I want to create a bunch of histograms from grouped data in pandas dataframe. Here's a link to a similar question. To generate some toy data that is very similar to what I am working with you can use the following code:
from pandas import DataFrame
import numpy as np
x = ['A']*300 + ['B']*400 + ['C']*300
y = np.random.randn(1000)
df = DataFrame({'Letter':x, 'N':y})
I want to put those histograms (read the binned data) in a new dataframe and save that for later processing. Here's the real kicker, my file is 6 GB, with 400k+ groups, just 2 columns.

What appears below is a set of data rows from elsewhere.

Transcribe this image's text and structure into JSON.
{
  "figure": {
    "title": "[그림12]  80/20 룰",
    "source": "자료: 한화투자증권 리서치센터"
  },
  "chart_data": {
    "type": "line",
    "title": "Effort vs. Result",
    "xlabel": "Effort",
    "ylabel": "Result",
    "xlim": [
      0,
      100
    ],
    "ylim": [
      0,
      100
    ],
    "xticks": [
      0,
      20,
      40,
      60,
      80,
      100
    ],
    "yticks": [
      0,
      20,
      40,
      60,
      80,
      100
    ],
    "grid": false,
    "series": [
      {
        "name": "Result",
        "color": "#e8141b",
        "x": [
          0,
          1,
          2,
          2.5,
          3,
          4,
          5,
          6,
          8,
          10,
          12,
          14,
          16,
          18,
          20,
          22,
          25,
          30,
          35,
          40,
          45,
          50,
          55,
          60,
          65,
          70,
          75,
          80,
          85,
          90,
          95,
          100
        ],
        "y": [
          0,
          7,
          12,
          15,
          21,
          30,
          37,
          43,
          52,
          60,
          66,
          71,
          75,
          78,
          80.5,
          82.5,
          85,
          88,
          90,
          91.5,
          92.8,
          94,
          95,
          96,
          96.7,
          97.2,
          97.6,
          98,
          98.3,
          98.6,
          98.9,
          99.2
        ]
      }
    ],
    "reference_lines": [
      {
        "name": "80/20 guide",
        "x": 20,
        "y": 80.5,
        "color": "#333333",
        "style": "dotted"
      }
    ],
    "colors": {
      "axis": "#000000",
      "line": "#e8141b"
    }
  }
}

I've thought about using a simple for loop to do the work:
data=[]
for group in df['Letter'].unique():
data.append(np.histogram(df[df['Letter']==group]['N'],range=(-2000,2000),bins=50,density=True)[0])
df2=DataFrame(data)
Note that the bins, range, and density keywords are all necessary for my purposes so that the histograms are consistent and normalized across the rows in my new dataframe df2 (parameter values are from my real dataset so its overkill on the toy dataset). And the for loop works great, on the toy dataset generates pandas dataframe of 3 rows and 50 columns as expected. On my real dataset I've estimated that time to completion of the code would be around 9 days. Is there any better/faster way to do what I'm looking for?
P.S. I've thought about multiprocessing, but I think the overhead of creating processes and slicing data would be slower than just running this serially (I may be wrong and wouldn't mind to be corrected on this one).